Institute of Clinical Pharmacy and Pharmaceutical Sciences, College of Medicine, National Cheng Kung University, Tainan, Taiwan.
Division of Pharmacoepidemiology and Pharmacoeconomics, Department of Medicine, Brigham and Women's Hospital, Harvard Medical School, Boston, MA, USA.
Cardiovasc Diabetol. 2024 Jul 10;23(1):244. doi: 10.1186/s12933-024-02320-0.
To adapt risk prediction equations for myocardial infarction (MI), stroke, and heart failure (HF) among patients with type 2 diabetes in real-world settings using cross-institutional electronic health records (EHRs) in Taiwan.

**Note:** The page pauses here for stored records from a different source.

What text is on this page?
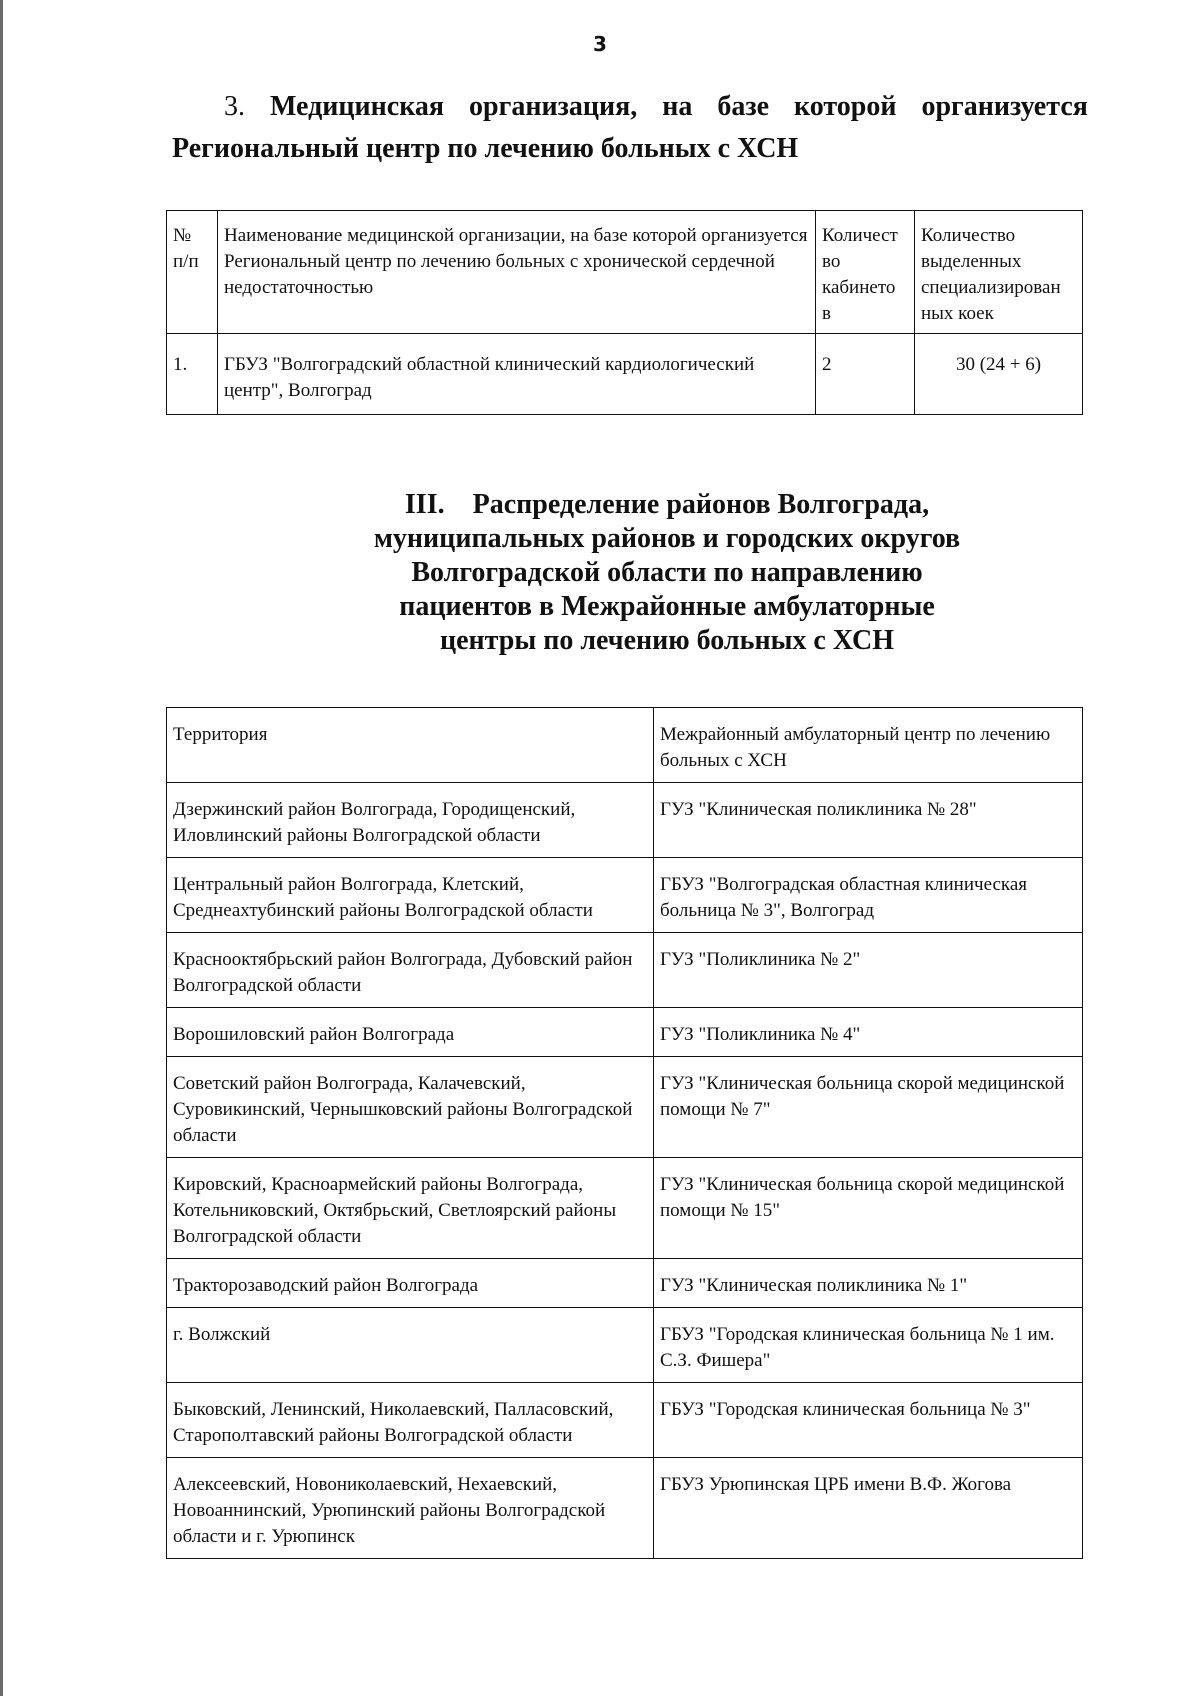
3
3. Медицинская организация, на базе которой организуется
Региональный центр по лечению больных с ХСН
№ п/п	Наименование медицинской организации, на базе которой организуется Региональный центр по лечению больных с хронической сердечной недостаточностью	Количест во кабинето в	Количество выделенных специализирован ных коек
1.	ГБУЗ "Волгоградский областной клинический кардиологический центр", Волгоград	2	30 (24 + 6)
III. Распределение районов Волгограда,
муниципальных районов и городских округов
Волгоградской области по направлению
пациентов в Межрайонные амбулаторные
центры по лечению больных с ХСН
Территория	Межрайонный амбулаторный центр по лечению больных с ХСН
Дзержинский район Волгограда, Городищенский, Иловлинский районы Волгоградской области	ГУЗ "Клиническая поликлиника № 28"
Центральный район Волгограда, Клетский, Среднеахтубинский районы Волгоградской области	ГБУЗ "Волгоградская областная клиническая больница № 3", Волгоград
Краснооктябрьский район Волгограда, Дубовский район Волгоградской области	ГУЗ "Поликлиника № 2"
Ворошиловский район Волгограда	ГУЗ "Поликлиника № 4"
Советский район Волгограда, Калачевский, Суровикинский, Чернышковский районы Волгоградской области	ГУЗ "Клиническая больница скорой медицинской помощи № 7"
Кировский, Красноармейский районы Волгограда, Котельниковский, Октябрьский, Светлоярский районы Волгоградской области	ГУЗ "Клиническая больница скорой медицинской помощи № 15"
Тракторозаводский район Волгограда	ГУЗ "Клиническая поликлиника № 1"
г. Волжский	ГБУЗ "Городская клиническая больница № 1 им. С.З. Фишера"
Быковский, Ленинский, Николаевский, Палласовский, Старополтавский районы Волгоградской области	ГБУЗ "Городская клиническая больница № 3"
Алексеевский, Новониколаевский, Нехаевский, Новоаннинский, Урюпинский районы Волгоградской области и г. Урюпинск	ГБУЗ Урюпинская ЦРБ имени В.Ф. Жогова
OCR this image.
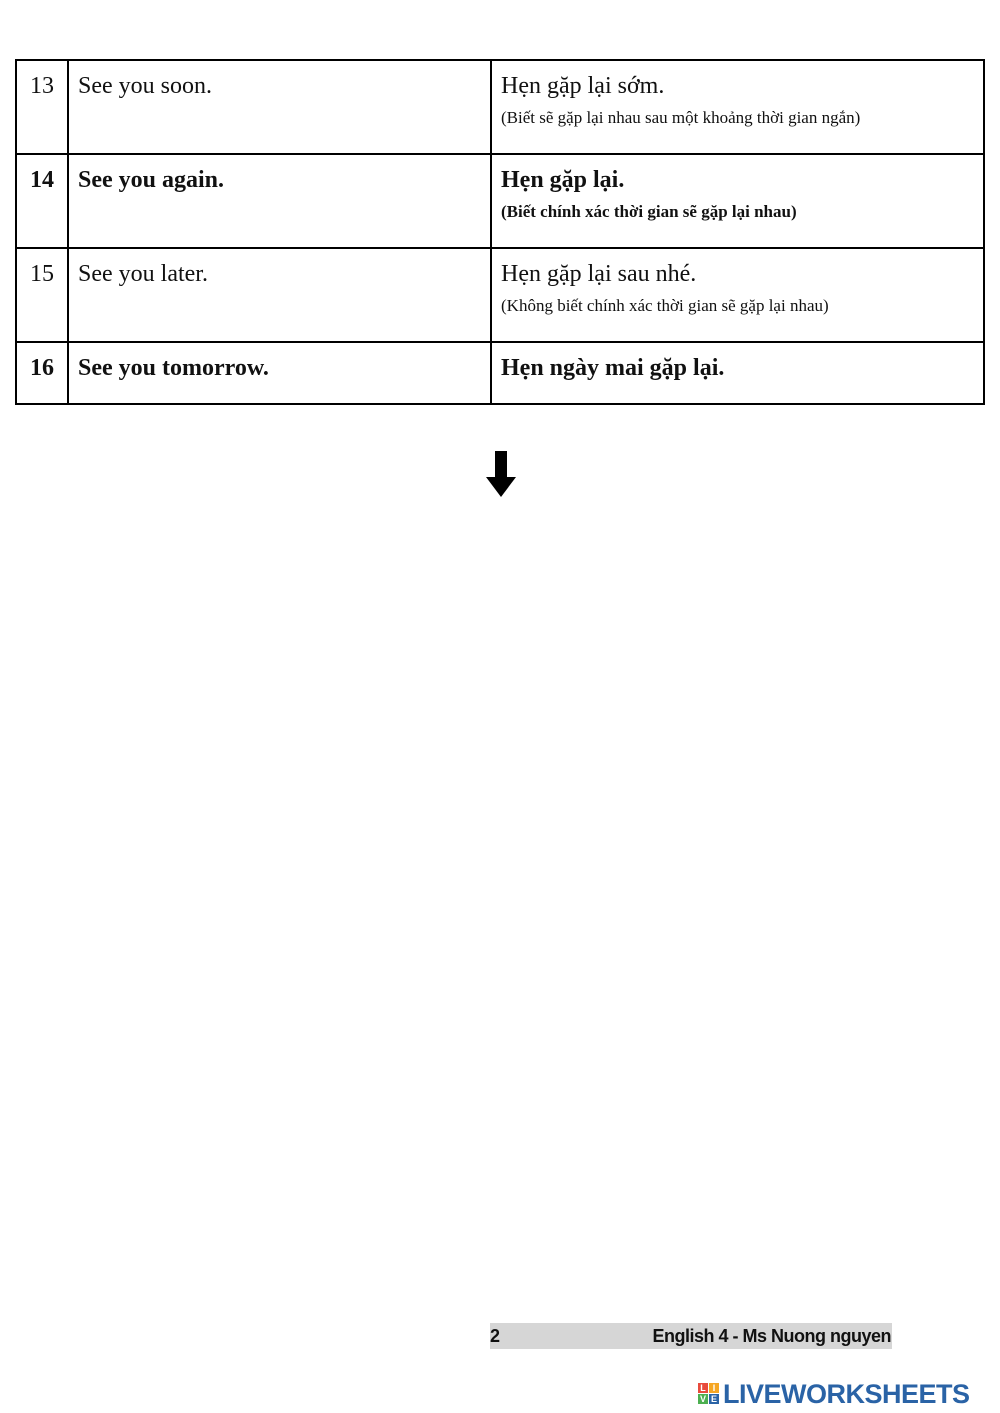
13	See you soon.	Hẹn gặp lại sớm.
(Biết sẽ gặp lại nhau sau một khoảng thời gian ngắn)

14	See you again.	Hẹn gặp lại.
(Biết chính xác thời gian sẽ gặp lại nhau)

15	See you later.	Hẹn gặp lại sau nhé.
(Không biết chính xác thời gian sẽ gặp lại nhau)

16	See you tomorrow.	Hẹn ngày mai gặp lại.
2	English 4 - Ms Nuong nguyen
L I
V E LIVEWORKSHEETS
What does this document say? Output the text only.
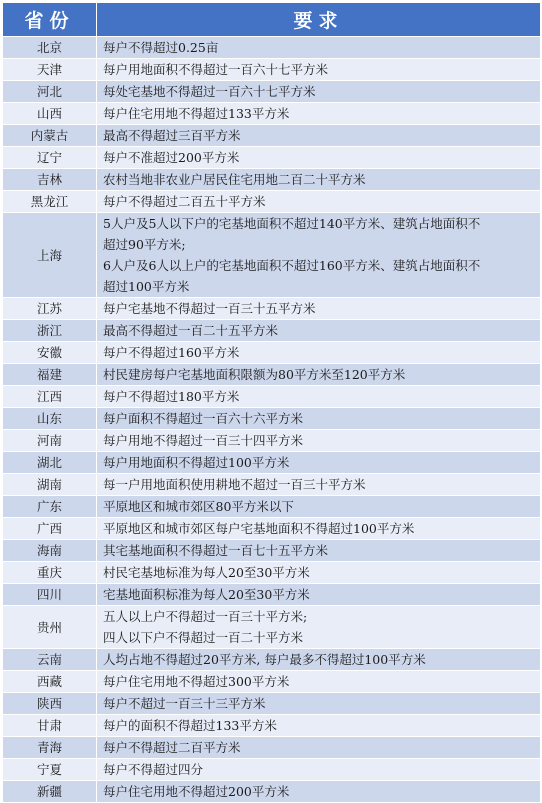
省份	要求
北京	每户不得超过0.25亩

天津	每户用地面积不得超过一百六十七平方米

河北	每处宅基地不得超过一百六十七平方米

山西	每户住宅用地不得超过133平方米

内蒙古	最高不得超过三百平方米

辽宁	每户不准超过200平方米

吉林	农村当地非农业户居民住宅用地二百二十平方米

黑龙江	每户不得超过二百五十平方米

上海	5人户及5人以下户的宅基地面积不超过140平方米、建筑占地面积不
超过90平方米;
6人户及6人以上户的宅基地面积不超过160平方米、建筑占地面积不
超过100平方米

江苏	每户宅基地不得超过一百三十五平方米

浙江	最高不得超过一百二十五平方米

安徽	每户不得超过160平方米

福建	村民建房每户宅基地面积限额为80平方米至120平方米

江西	每户不得超过180平方米

山东	每户面积不得超过一百六十六平方米

河南	每户用地不得超过一百三十四平方米

湖北	每户用地面积不得超过100平方米

湖南	每一户用地面积使用耕地不超过一百三十平方米

广东	平原地区和城市郊区80平方米以下

广西	平原地区和城市郊区每户宅基地面积不得超过100平方米

海南	其宅基地面积不得超过一百七十五平方米

重庆	村民宅基地标准为每人20至30平方米

四川	宅基地面积标准为每人20至30平方米

贵州	五人以上户不得超过一百三十平方米;
四人以下户不得超过一百二十平方米

云南	人均占地不得超过20平方米, 每户最多不得超过100平方米

西藏	每户住宅用地不得超过300平方米

陕西	每户不超过一百三十三平方米

甘肃	每户的面积不得超过133平方米

青海	每户不得超过二百平方米

宁夏	每户不得超过四分

新疆	每户住宅用地不得超过200平方米
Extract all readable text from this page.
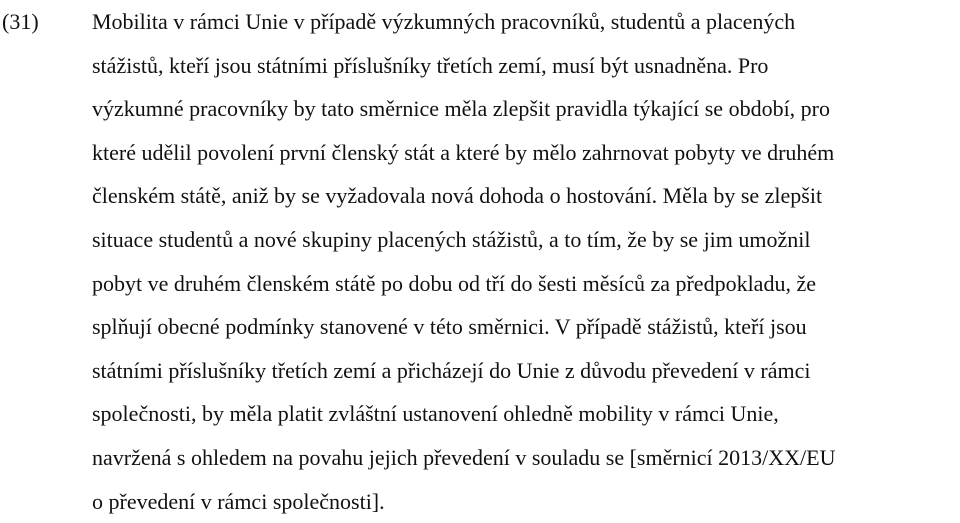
(31) Mobilita v rámci Unie v případě výzkumných pracovníků, studentů a placených
stážistů, kteří jsou státními příslušníky třetích zemí, musí být usnadněna. Pro
výzkumné pracovníky by tato směrnice měla zlepšit pravidla týkající se období, pro
které udělil povolení první členský stát a které by mělo zahrnovat pobyty ve druhém
členském státě, aniž by se vyžadovala nová dohoda o hostování. Měla by se zlepšit
situace studentů a nové skupiny placených stážistů, a to tím, že by se jim umožnil
pobyt ve druhém členském státě po dobu od tří do šesti měsíců za předpokladu, že
splňují obecné podmínky stanovené v této směrnici. V případě stážistů, kteří jsou
státními příslušníky třetích zemí a přicházejí do Unie z důvodu převedení v rámci
společnosti, by měla platit zvláštní ustanovení ohledně mobility v rámci Unie,
navržená s ohledem na povahu jejich převedení v souladu se [směrnicí 2013/XX/EU
o převedení v rámci společnosti].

The EHRs from two medical centers, National Cheng Kung University Hospital (NCKUH; 11,740 patients) and National Taiwan University Hospital (NTUH; 20,313 patients), were analyzed using the common data model approach. Risk equations for MI, stroke, and HF from UKPDS-OM2, RECODe, and CHIME models were adapted for external validation and recalibration. External validation was assessed by (1) discrimination, evaluated by the area under the receiver operating characteristic curve (AUROC) and (2) calibration, evaluated by calibration slopes and intercepts and the Greenwood-Nam-D'Agostino (GND) test. Recalibration was conducted for unsatisfactory calibration (p-value of GND test < 0.05) by adjusting the baseline hazards of original equations to address variations in patients' cardiovascular risks across institutions.
The CHIME risk equations had acceptable discrimination (AUROC: 0.71-0.79) and better calibration than that for UKPDS-OM2 and RECODe, although the calibration remained unsatisfactory. After recalibration, the calibration slopes/intercepts of the CHIME-MI, CHIME-stroke, and CHIME-HF risk equations were 0.9848/- 0.0008, 1.1003/- 0.0046, and 0.9436/0.0063 in the NCKUH population and 1.1060/- 0.0011, 0.8714/0.0030, and 1.0476/- 0.0016 in the NTUH population, respectively. All the recalibrated risk equations showed satisfactory calibration (p-values of GND tests ≥ 0.05).
We provide valid risk prediction equations for MI, stroke, and HF outcomes in Taiwanese type 2 diabetes populations. A framework for adapting risk equations across institutions is also proposed.
利用台湾两家医疗机构的跨机构电子健康记录(EHR),通过共同数据模型方法,对 2 型糖尿病患者的心肌梗死(MI)、中风和心力衰竭(HF)风险预测方程进行适应性调整。
分析来自国立成功大学医院(NCKUH;11740 例患者)和台湾大学医院(NTUH;20313 例患者)的 EHR。使用 UKPDS-OM2、RECODe 和 CHIME 模型的 MI、中风和 HF 风险方程进行外部验证和重新校准。外部验证通过(1)接受者操作特征曲线下的面积(AUROC)评估的区分度和(2)通过校准斜率和截距以及 Greenwood-Nam-D'Agostino(GND)检验评估的校准来评估。对校准不理想(GND 检验的 p 值<0.05)的情况进行重新校准,通过调整原始方程的基线风险来解决机构间患者心血管风险的差异。
CHIME 风险方程具有可接受的区分度(AUROC:0.71-0.79)和优于 UKPDS-OM2 和 RECODe 的校准,尽管校准仍然不理想。在重新校准后,CHIME-MI、CHIME-中风和 CHIME-HF 风险方程的校准斜率/截距分别为 NCKUH 人群中的 0.9848/-0.0008、1.1003/-0.0046 和 0.9436/0.0063,以及 NTUH 人群中的 1.1060/-0.0011、0.8714/0.0030 和 1.0476/-0.0016。所有重新校准的风险方程均显示出令人满意的校准(GND 检验的 p 值≥0.05)。
我们为台湾 2 型糖尿病人群提供了 MI、中风和 HF 结局的有效风险预测方程。还提出了一种跨机构适应风险方程的框架。